Gated ion channels have various different ways of channel regulation (opening/closing). Some are voltage gated, ligand gated, or mechanically gated. Voltage gated open with charge, ligand gated open when bound by a particular molecule, and mechanically gated open/close with physical touch (like in the ear, physical senses)

K+ leak channels allow for K+ to move. When closed, the plasma membrane is a potential of 0 mV. When open, the membrane potential balances the tendency of K+ to leave. There is no way for the ion gradient and chemical gradient to both be 0 at once.

The neurons use electric gradients to send signals, of more positive depolarizations and resting/repolarized negativity. These are known as action potentials (APs). They will go through 3 conformations: open, plugged, and closed. The plug is what causes the refractory period.

For a voltage gated channel, the initial conformation is closed, with the plug out. They have helices to sense voltage changes caused by APs, which open the channel to let in a given ion, like Na+. Since closing takes to long, they plug themselves and enter the refractory period and enter the inactive conformation.

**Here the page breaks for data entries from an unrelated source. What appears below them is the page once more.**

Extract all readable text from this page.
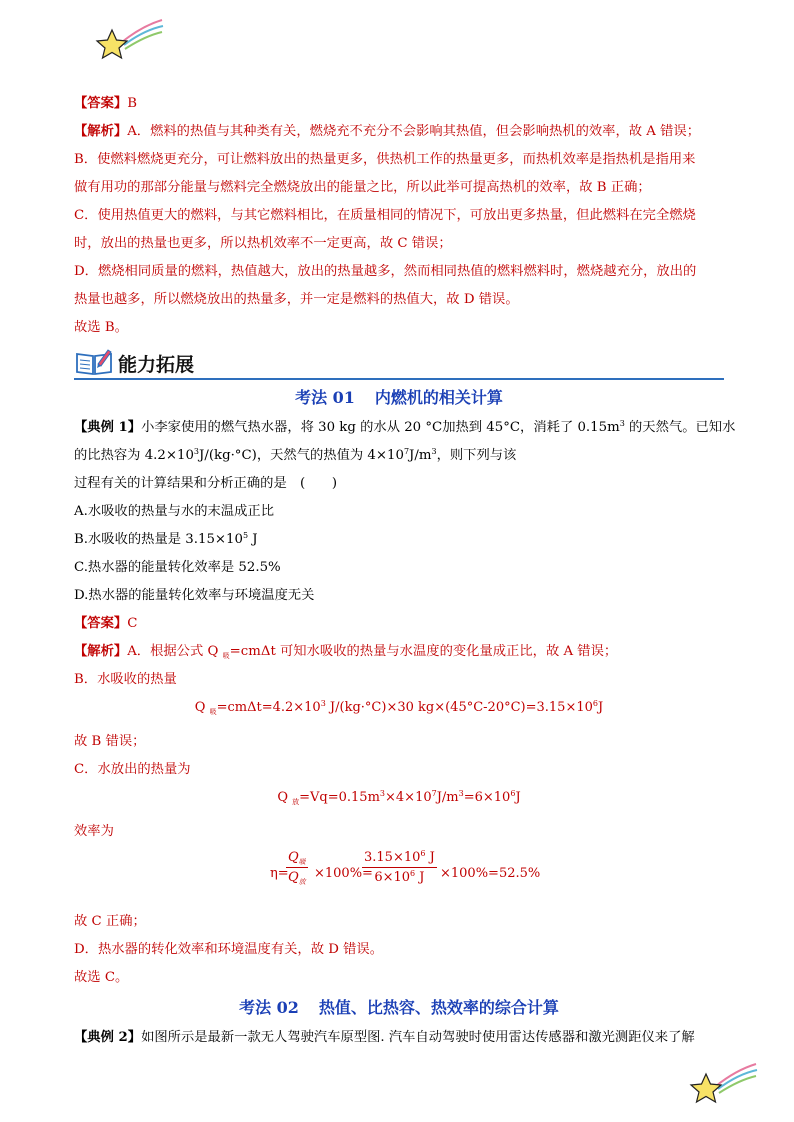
【答案】B
【解析】A．燃料的热值与其种类有关，燃烧充不充分不会影响其热值，但会影响热机的效率，故 A 错误；
B．使燃料燃烧更充分，可让燃料放出的热量更多，供热机工作的热量更多，而热机效率是指热机是指用来
做有用功的那部分能量与燃料完全燃烧放出的能量之比，所以此举可提高热机的效率，故 B 正确；
C．使用热值更大的燃料，与其它燃料相比，在质量相同的情况下，可放出更多热量，但此燃料在完全燃烧
时，放出的热量也更多，所以热机效率不一定更高，故 C 错误；
D．燃烧相同质量的燃料，热值越大，放出的热量越多，然而相同热值的燃料燃料时，燃烧越充分，放出的
热量也越多，所以燃烧放出的热量多，并一定是燃料的热值大，故 D 错误。
故选 B。
能力拓展
考法 01 内燃机的相关计算
【典例 1】小李家使用的燃气热水器，将 30 kg 的水从 20 °C加热到 45°C，消耗了 $0.15m^3$ 的天然气。已知水
的比热容为 $4.2\times 10^3J/(kg\cdot^\circ C)$，天然气的热值为 $4\times 10^7J/m^3$，则下列与该
过程有关的计算结果和分析正确的是　(　　)
A.水吸收的热量与水的末温成正比
B.水吸收的热量是 $3.15\times 10^5$ J
C.热水器的能量转化效率是 52.5%
D.热水器的能量转化效率与环境温度无关
【答案】C
【解析】A．根据公式 Q $_吸$=cmΔt 可知水吸收的热量与水温度的变化量成正比，故 A 错误；
B．水吸收的热量
Q $_吸=cm\Delta t=4.2\times 10^3$ J/(kg·°C)×30 $kg\times(45^\circ C-20^\circ C)=3.15\times 10^6J$
故 B 错误；
C．水放出的热量为
Q $_放=Vq=0.15m^3\times 4\times 10^7J/m^3=6\times 10^6J$
效率为
η=
$Q_吸$
$Q_放$
×100%=
$\frac{3.15\times 10^6 J}{6\times 10^6 J} \times 100\%=52.5\%$
故 C 正确；
D．热水器的转化效率和环境温度有关，故 D 错误。
故选 C。
考法 02 热值、比热容、热效率的综合计算
【典例 2】如图所示是最新一款无人驾驶汽车原型图. 汽车自动驾驶时使用雷达传感器和激光测距仪来了解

Once they close, they can send another AP.

The change in membrane potential due to a specific channel is sensed by the nearby channel, causing the AP to travel. It doesn’t go backwards due to the refractory period

When an action potential reaches the end of the nerve cell, known as the axon terminal, certain voltage-gated ion channels are activated and open, allowing in Ca2+. These calcium ions allow for synaptic vesicles to burst open, and release certain chemicals to the postsynaptic neuron. Only chemicals, called neurotransmitters, can jump the synaptic cleft gap. The AP reaching the axon terminal on the presynaptic neuron releases the neurotransmitter from a synaptic vesicle, which jump the gap and bind to postsynaptic neurons, opening them and restarting a signal

The acetylcholine receptor is closed when not bound to by Ach. When it is, the channel opens and allows in Na+ ions, which depolarizes the postsynaptic cell, or makes it have a more positive charge. It has 5 subunits

There are certain channels knows as aquaporins, which consist of many alpha helices and allow water into the cell. This makes water transport faster than it would be if it only relied on its gradient. It does cross on its own, but also uses these.